Let's get one thing straight: the new Total Recall (2012) never needed to be made. Hollywood has been caught in a sequel and remake epidemic for years. Redbox is ruining the art of cinephilia by creating a generation of film watchers only interested in new releases. Kids today know nothing of the old ways! But enough shooting at the sun. What's done is done. A new version of Total Recall is here, and it's a sleek, action-saturated sci-fi thriller. Colin Farrell plays a nobody factory worker named Douglas Quaid, or else he's a double agent named Houser. His is a future where earth is uninhabitable except for colonies on Great Britain and Australia that citizens travel between via a tunnel through the earth. This is 2012's biggest digression from the original Total Recall (1990), which takes place mostly on Mars. Both films feature a bewildered action hero trying to figure out which events are real and which are fabricated. How do the two films stack up against each other?
R versus PG-13
Total Recall (1990) has a body count of 77. Arnold Schwarzenegger punches a woman in the face and shoots her in the head. (Then he says, "Consider that a divorce!") The original is so violent that it had to be re-cut to avoid the X rating, particularly in a scene where Schwarzenegger uses a corpse for a shield in a gun fight. Contrast that with Total Recall (2012) and its artfully executed PG-13 rating. There's a recent thing in action films of implied death. Explosions send bodies flying, but without blood. The whole thing feels dishonest.
The iconic three-breasted woman appears in both films. In the original, she's an actual character, and since mutants exist on Mars, her breasts are explicable. Total Recall's PG-13 saved up all its sex tokens for only the briefest glimpse. Winner: Total Recall (1990)
Much in the way video games have gotten empirically better in the last 20 years, action in film has become more sophisticated. The actors move faster and in more elaborate settings, as in the latest film, when they fight on a big, fast-moving 3D elevator or something. Everybody in Total Recall (2012) seems to have dedicated his or her life to combat training, gymnastics and hand-to-hand combat. So much action. Your action needs will be met. Winner: Total Recall (2012)
Envisioning 2084 AD
Total Recall (1990) is at a disadvantage here in that we know more about the future by now; costume designers likely misjudged the enduring power of crimped hair and shoulder pads. They have flat-screen TVs embedded in the walls and clunky video laptops. People live on Mars and vacation on Saturn.
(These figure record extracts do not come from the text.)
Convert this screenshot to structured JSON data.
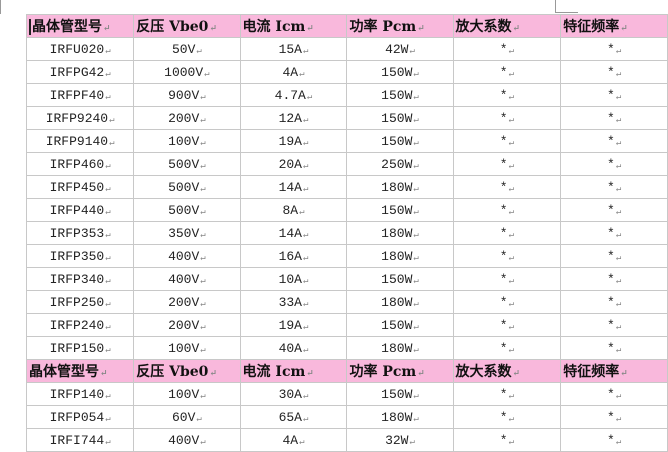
{
  "columns": [
    "晶体管型号",
    "反压 Vbe0",
    "电流 Icm",
    "功率 Pcm",
    "放大系数",
    "特征频率"
  ],
  "paragraph_mark": "↵",
  "header_color": "#f9b8dc",
  "rows_before": [
    [
      "IRFU020",
      "50V",
      "15A",
      "42W",
      "*",
      "*"
    ],
    [
      "IRFPG42",
      "1000V",
      "4A",
      "150W",
      "*",
      "*"
    ],
    [
      "IRFPF40",
      "900V",
      "4.7A",
      "150W",
      "*",
      "*"
    ],
    [
      "IRFP9240",
      "200V",
      "12A",
      "150W",
      "*",
      "*"
    ],
    [
      "IRFP9140",
      "100V",
      "19A",
      "150W",
      "*",
      "*"
    ],
    [
      "IRFP460",
      "500V",
      "20A",
      "250W",
      "*",
      "*"
    ],
    [
      "IRFP450",
      "500V",
      "14A",
      "180W",
      "*",
      "*"
    ],
    [
      "IRFP440",
      "500V",
      "8A",
      "150W",
      "*",
      "*"
    ],
    [
      "IRFP353",
      "350V",
      "14A",
      "180W",
      "*",
      "*"
    ],
    [
      "IRFP350",
      "400V",
      "16A",
      "180W",
      "*",
      "*"
    ],
    [
      "IRFP340",
      "400V",
      "10A",
      "150W",
      "*",
      "*"
    ],
    [
      "IRFP250",
      "200V",
      "33A",
      "180W",
      "*",
      "*"
    ],
    [
      "IRFP240",
      "200V",
      "19A",
      "150W",
      "*",
      "*"
    ],
    [
      "IRFP150",
      "100V",
      "40A",
      "180W",
      "*",
      "*"
    ]
  ],
  "rows_after": [
    [
      "IRFP140",
      "100V",
      "30A",
      "150W",
      "*",
      "*"
    ],
    [
      "IRFP054",
      "60V",
      "65A",
      "180W",
      "*",
      "*"
    ],
    [
      "IRFI744",
      "400V",
      "4A",
      "32W",
      "*",
      "*"
    ]
  ]
}
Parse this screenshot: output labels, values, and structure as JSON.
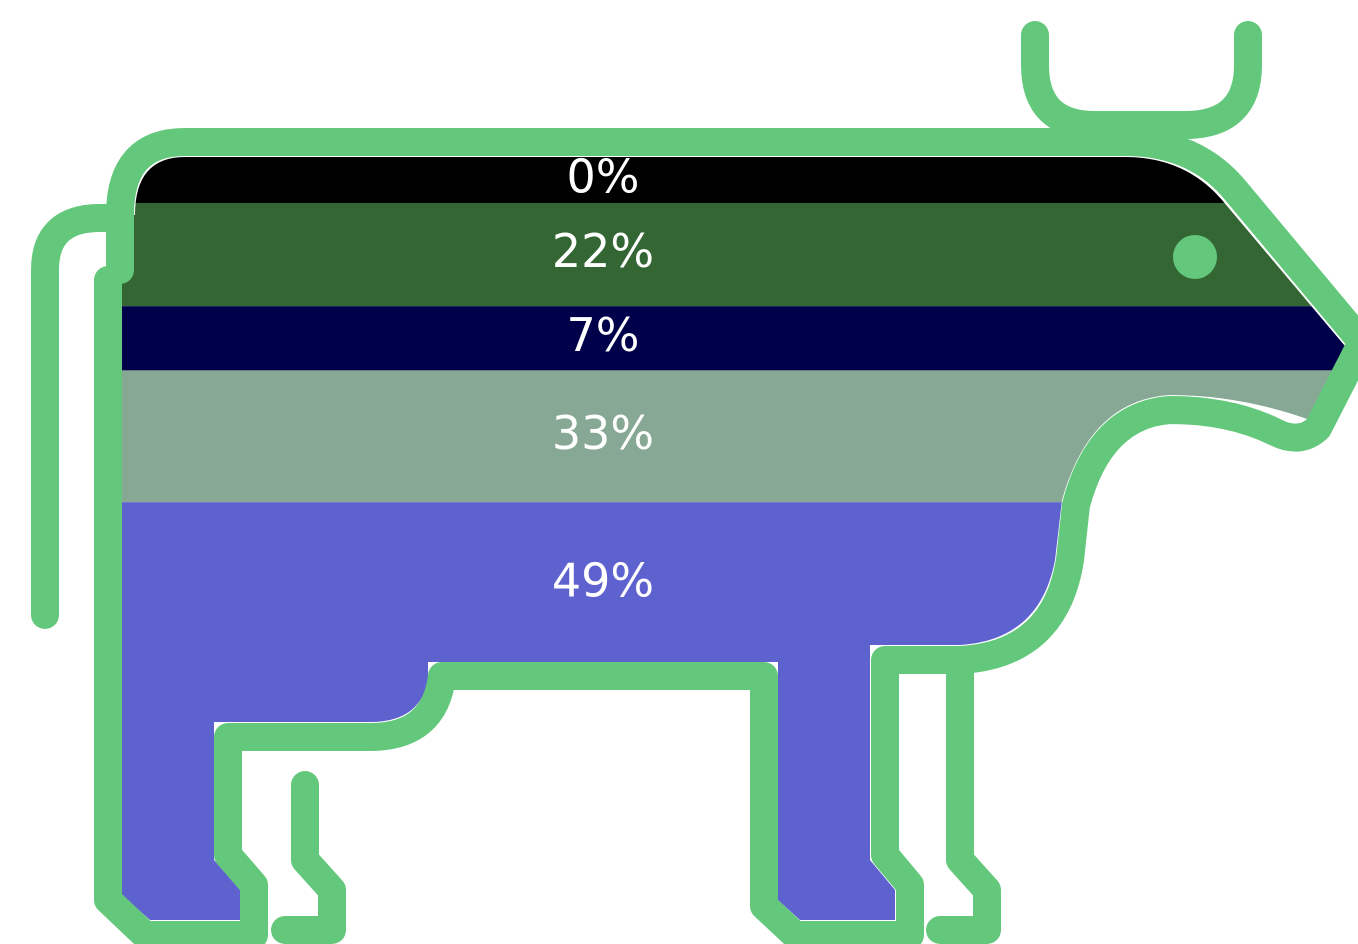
{
  "chart_data": {
    "type": "pictogram-stack",
    "values": [
      0,
      22,
      7,
      33,
      49
    ],
    "value_labels": [
      "0%",
      "22%",
      "7%",
      "33%",
      "49%"
    ],
    "colors": [
      "#000000",
      "#336633",
      "#00004a",
      "#86a894",
      "#5e62cf"
    ],
    "outline_color": "#63c87b"
  }
}
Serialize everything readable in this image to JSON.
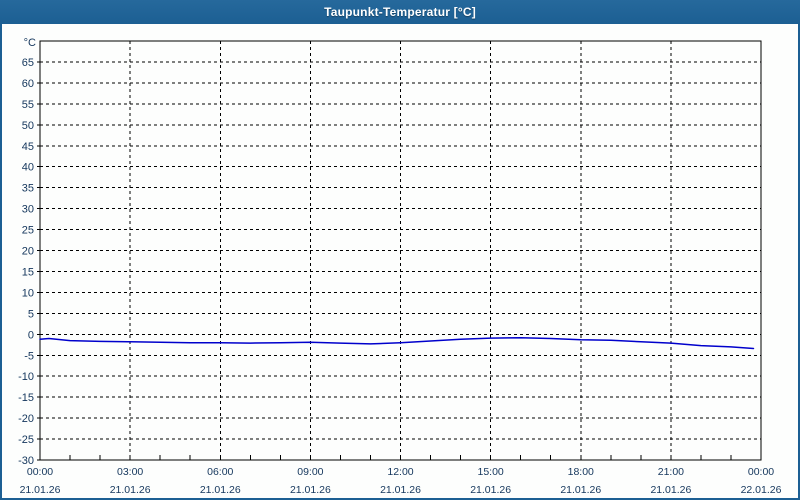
{
  "window": {
    "title": "Taupunkt-Temperatur [°C]",
    "titlebar_color": "#1c5f93",
    "border_color": "#1c5f93"
  },
  "chart_data": {
    "type": "line",
    "title": "Taupunkt-Temperatur [°C]",
    "y_axis_unit": "°C",
    "y_min": -30,
    "y_max": 70,
    "y_ticks": [
      65,
      60,
      55,
      50,
      45,
      40,
      35,
      30,
      25,
      20,
      15,
      10,
      5,
      0,
      -5,
      -10,
      -15,
      -20,
      -25,
      -30
    ],
    "x_hours": 24,
    "x_major_step_hours": 3,
    "x_minor_step_hours": 1,
    "x_tick_times": [
      "00:00",
      "03:00",
      "06:00",
      "09:00",
      "12:00",
      "15:00",
      "18:00",
      "21:00",
      "00:00"
    ],
    "x_tick_dates": [
      "21.01.26",
      "21.01.26",
      "21.01.26",
      "21.01.26",
      "21.01.26",
      "21.01.26",
      "21.01.26",
      "21.01.26",
      "22.01.26"
    ],
    "grid": "dashed",
    "legend": "none",
    "colors": {
      "line": "#0000cc",
      "axis": "#000000",
      "grid": "#000000",
      "labels": "#14365c",
      "plot_background": "#fdfefd"
    },
    "series": [
      {
        "name": "Taupunkt-Temperatur",
        "unit": "°C",
        "points": [
          [
            0,
            -1.2
          ],
          [
            0.3,
            -1.0
          ],
          [
            1,
            -1.5
          ],
          [
            2,
            -1.7
          ],
          [
            3,
            -1.8
          ],
          [
            4,
            -1.9
          ],
          [
            5,
            -2.0
          ],
          [
            6,
            -2.0
          ],
          [
            7,
            -2.1
          ],
          [
            8,
            -2.0
          ],
          [
            9,
            -1.9
          ],
          [
            10,
            -2.1
          ],
          [
            11,
            -2.3
          ],
          [
            12,
            -2.0
          ],
          [
            13,
            -1.6
          ],
          [
            14,
            -1.2
          ],
          [
            15,
            -0.9
          ],
          [
            16,
            -0.8
          ],
          [
            17,
            -1.0
          ],
          [
            18,
            -1.3
          ],
          [
            19,
            -1.4
          ],
          [
            20,
            -1.8
          ],
          [
            21,
            -2.1
          ],
          [
            22,
            -2.7
          ],
          [
            23,
            -3.0
          ],
          [
            23.75,
            -3.4
          ]
        ]
      }
    ]
  }
}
Total Recall (2012) spared no expense with CGI backdrops of futuristic slums. There are flying cars and apartments stacked to an overcast sky, and it's dark, dirty and thrilling. The implanted hand telephone in the new version puts it over the top in this category. Winner: Total Recall (2012)
In both films, Quaid believes he's married to Sharon Stone or Kate Beckinsale, until she reveals herself to be an agent for the other side and tries to kill him a lot. Then there's a second woman from Quaid's other life, played by Rachel Ticotin or Jessica Biel. Stone is so charismatic that she almost manages to seduce Quaid, even after she's revealed her treachery. Beckinsale moves like a cat, but she's boring. Biel is similarly underwhelming, and why are they both played by brunettes with hot bodies? It's hard to tell them apart.
By now, we're used to seeing women in heels leap into action, but remember that in 1990, the sophisticated fight scene between Stone and Ticotin broke serious feminist ground. Winner: Total Recall (1990)
Arnold Schwarzenegger versus Colin Farrell
Schwarzenegger is always miscast, when you think about it, because what business does a weightlifting Austrian have here? It's absurd, but when he becomes Hauser the secret agent, his muscles fall into place.
Farrell plays him too close to the chest. He's mostly just scared and confused, with moments of romance and heroism. Winner: Total Recall (1990)
Total Recall continues at the Carmike 12 and Village 6.